Most of the companies test self-driving cars in big cities as they require well-labeled 3D maps to identify lanes, signs and road curbs. Those are the features that aren’t available on a country road. However, MIT might have a solution for it. Researchers from MIT’s Computer Science and Artificial Intelligence Laboratory (CSAIL) have developed MapLite, a new framework that doesn’t need a 3D map to find its own way.
MapLite combines GPS using the most basic topographic maps from OpenStreetMap with IMU sensors and LIDAR, which monitor the road conditions.

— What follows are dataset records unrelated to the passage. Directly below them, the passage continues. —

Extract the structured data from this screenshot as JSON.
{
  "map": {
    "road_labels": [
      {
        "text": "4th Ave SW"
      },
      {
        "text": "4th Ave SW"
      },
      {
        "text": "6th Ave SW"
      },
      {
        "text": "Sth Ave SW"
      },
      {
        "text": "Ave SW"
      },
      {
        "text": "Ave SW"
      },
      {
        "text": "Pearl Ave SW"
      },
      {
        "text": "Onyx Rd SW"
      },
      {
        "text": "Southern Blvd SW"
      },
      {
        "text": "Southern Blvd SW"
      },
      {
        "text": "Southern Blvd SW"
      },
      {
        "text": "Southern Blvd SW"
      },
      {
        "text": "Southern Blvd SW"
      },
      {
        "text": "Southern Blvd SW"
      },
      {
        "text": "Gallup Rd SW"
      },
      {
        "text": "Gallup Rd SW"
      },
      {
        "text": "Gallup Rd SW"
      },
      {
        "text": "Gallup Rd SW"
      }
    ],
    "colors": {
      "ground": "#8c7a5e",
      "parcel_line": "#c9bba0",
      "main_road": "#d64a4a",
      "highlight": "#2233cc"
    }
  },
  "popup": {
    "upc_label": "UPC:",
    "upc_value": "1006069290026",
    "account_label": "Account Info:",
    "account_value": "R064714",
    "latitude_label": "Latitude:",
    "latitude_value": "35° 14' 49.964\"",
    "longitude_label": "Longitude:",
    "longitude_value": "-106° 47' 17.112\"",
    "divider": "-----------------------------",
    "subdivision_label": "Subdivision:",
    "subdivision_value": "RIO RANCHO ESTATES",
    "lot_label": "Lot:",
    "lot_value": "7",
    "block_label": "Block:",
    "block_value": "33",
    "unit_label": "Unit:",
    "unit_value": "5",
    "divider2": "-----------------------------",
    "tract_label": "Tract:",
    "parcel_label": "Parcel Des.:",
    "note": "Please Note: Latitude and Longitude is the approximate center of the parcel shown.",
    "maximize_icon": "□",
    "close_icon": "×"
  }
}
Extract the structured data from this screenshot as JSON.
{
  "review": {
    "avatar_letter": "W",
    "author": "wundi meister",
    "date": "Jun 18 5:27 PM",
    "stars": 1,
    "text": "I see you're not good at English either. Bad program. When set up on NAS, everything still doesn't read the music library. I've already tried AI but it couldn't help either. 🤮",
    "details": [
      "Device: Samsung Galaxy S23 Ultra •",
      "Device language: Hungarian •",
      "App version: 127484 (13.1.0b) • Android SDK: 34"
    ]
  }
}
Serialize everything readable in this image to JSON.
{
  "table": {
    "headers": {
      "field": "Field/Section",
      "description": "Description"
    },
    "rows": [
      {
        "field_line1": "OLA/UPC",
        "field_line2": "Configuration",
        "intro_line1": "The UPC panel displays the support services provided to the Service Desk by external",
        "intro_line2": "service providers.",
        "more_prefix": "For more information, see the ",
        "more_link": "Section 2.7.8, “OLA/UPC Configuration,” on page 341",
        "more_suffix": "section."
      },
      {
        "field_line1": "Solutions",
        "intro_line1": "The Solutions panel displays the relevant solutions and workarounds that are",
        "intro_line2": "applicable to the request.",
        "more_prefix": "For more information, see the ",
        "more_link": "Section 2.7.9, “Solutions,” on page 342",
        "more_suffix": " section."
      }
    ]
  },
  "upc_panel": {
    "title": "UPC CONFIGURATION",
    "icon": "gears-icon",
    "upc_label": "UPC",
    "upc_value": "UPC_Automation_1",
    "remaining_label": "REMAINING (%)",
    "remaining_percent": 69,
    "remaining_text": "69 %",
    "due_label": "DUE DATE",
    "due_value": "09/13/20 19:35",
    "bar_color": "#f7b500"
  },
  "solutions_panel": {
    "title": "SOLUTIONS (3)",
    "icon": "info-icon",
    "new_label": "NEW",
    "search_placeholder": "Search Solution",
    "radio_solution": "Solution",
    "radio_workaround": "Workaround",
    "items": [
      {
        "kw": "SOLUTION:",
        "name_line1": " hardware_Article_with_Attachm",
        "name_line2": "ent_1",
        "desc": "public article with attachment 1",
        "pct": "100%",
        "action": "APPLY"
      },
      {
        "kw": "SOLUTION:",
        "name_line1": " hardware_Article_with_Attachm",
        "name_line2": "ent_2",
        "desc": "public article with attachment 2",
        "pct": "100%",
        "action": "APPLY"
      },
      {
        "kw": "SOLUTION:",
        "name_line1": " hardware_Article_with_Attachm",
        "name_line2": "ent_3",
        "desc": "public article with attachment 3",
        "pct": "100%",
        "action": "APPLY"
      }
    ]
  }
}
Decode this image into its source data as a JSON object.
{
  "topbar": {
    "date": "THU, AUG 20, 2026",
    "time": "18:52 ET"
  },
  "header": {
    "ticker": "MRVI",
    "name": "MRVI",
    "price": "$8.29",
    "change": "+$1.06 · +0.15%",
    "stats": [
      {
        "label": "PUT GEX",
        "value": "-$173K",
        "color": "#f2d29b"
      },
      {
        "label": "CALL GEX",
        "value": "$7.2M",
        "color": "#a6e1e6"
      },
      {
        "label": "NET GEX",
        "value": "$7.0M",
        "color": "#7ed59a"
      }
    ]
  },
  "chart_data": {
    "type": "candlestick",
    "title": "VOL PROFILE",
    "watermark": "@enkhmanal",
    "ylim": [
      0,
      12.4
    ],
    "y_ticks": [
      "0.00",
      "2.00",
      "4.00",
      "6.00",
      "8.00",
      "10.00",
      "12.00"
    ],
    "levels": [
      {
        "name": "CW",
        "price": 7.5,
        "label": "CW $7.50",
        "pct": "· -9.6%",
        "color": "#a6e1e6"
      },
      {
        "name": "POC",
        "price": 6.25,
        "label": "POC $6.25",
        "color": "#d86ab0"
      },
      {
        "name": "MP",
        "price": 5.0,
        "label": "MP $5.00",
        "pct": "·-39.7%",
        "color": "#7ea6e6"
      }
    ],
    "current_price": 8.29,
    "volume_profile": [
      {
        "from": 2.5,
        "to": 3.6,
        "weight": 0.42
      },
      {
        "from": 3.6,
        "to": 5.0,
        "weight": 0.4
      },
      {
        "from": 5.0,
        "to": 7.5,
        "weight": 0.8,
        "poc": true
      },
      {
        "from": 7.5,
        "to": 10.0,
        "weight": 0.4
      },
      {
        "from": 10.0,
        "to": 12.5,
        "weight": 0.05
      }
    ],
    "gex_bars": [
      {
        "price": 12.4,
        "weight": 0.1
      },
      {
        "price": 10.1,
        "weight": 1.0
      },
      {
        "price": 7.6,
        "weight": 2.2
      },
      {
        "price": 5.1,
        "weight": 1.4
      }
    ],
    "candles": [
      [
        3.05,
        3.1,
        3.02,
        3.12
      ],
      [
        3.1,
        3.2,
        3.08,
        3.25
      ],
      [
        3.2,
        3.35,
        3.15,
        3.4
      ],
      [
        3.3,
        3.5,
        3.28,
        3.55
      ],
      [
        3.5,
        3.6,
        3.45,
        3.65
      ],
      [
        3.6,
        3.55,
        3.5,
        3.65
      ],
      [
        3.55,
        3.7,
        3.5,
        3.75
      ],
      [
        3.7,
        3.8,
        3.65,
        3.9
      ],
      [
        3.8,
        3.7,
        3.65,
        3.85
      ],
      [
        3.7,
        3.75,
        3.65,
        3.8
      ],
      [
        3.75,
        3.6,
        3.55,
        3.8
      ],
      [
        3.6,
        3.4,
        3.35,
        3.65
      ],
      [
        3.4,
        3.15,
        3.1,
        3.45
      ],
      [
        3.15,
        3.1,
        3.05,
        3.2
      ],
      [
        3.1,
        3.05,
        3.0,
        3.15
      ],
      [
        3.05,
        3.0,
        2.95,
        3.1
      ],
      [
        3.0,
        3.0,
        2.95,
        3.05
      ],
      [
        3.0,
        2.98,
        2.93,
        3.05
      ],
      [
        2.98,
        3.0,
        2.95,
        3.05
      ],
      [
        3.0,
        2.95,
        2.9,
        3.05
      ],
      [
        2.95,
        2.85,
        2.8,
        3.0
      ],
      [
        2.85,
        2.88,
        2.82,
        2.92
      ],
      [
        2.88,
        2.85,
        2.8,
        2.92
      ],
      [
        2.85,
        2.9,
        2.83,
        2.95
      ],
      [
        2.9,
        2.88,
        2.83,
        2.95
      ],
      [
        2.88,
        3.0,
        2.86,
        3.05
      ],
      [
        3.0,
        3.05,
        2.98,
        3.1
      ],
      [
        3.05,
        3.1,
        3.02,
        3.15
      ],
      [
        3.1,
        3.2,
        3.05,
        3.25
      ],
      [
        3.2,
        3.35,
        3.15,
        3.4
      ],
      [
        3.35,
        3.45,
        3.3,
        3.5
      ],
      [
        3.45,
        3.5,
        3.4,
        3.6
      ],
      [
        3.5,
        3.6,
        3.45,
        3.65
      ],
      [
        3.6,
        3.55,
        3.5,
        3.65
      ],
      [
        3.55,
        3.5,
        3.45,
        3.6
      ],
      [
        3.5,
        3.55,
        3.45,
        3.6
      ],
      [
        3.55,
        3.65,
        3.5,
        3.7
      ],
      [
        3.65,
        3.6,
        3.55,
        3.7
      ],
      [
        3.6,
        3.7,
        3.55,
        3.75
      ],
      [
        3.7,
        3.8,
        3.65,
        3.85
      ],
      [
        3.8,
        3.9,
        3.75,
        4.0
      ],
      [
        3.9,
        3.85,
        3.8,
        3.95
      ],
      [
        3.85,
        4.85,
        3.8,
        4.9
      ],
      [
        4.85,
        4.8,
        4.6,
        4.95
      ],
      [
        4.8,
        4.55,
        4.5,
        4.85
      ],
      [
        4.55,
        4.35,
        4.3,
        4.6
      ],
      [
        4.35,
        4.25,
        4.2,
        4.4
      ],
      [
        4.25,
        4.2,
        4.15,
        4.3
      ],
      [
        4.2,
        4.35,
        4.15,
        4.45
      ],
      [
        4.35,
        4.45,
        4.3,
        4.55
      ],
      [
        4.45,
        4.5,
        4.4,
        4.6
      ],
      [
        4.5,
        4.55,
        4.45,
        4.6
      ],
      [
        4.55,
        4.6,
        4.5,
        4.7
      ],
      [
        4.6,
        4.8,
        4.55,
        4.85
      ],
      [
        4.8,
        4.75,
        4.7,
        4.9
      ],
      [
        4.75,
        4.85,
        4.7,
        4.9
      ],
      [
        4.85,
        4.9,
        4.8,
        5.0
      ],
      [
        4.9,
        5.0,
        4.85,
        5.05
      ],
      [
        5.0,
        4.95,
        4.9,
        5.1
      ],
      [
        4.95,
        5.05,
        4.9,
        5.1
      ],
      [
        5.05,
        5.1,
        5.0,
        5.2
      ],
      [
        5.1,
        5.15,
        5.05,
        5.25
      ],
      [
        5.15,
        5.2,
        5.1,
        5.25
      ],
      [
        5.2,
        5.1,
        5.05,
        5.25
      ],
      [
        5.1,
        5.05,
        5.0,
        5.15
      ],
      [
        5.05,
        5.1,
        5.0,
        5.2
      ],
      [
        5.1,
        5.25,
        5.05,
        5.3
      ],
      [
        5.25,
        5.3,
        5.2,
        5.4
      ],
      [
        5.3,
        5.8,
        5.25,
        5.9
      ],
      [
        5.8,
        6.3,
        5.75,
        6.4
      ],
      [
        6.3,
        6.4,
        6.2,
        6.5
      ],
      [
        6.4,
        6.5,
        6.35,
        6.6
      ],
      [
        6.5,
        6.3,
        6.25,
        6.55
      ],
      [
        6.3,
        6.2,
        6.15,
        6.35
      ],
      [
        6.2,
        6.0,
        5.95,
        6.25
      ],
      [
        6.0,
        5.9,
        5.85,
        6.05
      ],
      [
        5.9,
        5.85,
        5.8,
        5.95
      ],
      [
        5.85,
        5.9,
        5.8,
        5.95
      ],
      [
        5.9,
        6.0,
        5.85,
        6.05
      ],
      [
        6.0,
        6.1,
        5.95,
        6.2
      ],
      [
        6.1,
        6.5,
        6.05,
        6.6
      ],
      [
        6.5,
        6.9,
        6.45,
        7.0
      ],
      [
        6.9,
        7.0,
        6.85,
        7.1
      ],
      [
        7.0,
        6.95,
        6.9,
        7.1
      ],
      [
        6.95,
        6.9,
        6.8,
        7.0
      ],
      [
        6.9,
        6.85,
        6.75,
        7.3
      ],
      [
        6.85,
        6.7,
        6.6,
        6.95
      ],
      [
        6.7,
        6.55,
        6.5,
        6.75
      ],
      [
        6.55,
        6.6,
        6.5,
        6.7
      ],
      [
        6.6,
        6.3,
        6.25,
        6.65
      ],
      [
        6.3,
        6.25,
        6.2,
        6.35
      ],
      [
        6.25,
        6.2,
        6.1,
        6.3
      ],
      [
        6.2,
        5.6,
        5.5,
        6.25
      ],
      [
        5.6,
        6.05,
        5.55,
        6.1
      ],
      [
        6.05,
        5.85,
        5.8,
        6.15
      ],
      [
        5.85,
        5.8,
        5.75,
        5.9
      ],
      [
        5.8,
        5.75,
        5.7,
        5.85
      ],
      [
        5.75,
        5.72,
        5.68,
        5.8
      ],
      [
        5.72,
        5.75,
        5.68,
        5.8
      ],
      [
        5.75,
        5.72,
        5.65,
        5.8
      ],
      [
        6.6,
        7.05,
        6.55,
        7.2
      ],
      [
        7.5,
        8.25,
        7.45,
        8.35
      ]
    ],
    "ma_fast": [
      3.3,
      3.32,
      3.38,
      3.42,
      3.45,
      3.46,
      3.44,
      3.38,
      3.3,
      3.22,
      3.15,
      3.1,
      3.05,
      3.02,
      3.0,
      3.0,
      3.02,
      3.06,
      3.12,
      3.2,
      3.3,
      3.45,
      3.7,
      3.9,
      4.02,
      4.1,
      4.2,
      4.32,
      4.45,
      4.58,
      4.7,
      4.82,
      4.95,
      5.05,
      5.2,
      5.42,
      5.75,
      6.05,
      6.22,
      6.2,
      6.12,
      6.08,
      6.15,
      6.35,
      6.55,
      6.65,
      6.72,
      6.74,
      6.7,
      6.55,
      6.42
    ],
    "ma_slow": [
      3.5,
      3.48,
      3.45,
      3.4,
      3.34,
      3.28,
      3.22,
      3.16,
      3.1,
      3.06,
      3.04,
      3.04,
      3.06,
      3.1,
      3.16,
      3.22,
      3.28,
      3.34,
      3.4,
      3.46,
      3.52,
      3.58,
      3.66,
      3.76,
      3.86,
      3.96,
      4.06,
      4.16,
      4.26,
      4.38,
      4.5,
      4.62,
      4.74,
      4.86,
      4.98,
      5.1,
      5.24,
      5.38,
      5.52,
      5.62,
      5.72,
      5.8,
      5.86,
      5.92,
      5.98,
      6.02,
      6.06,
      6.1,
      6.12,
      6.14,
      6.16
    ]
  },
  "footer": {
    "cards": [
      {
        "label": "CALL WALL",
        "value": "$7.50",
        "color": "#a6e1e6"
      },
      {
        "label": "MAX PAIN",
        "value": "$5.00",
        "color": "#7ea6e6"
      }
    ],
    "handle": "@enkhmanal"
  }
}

Researchers used a self-driving Toyota Prius and outfitted it with MapLite, LIDAR, and sensors. Without any trouble, the car was able to navigate multiple unpaved rural roads in Devens, Massachusetts just by watching them over 100 feet ahead.
MapLite isn’t perfect yet. It still has some limitations. For instance, the system doesn’t know how to cope with mountain roads and other dramatic changes in elevation. 3D maps are still quite useful if the cars need to deal with the complexity of cities, but CSAIL’s system is vital for country roads, snowy landscapes where the car needs to extemporize.
Researchers described the system in a paper, which is going to be presented at the International Conference on Robotics and Automation (ICRA) in Brisbane, Australia later this month.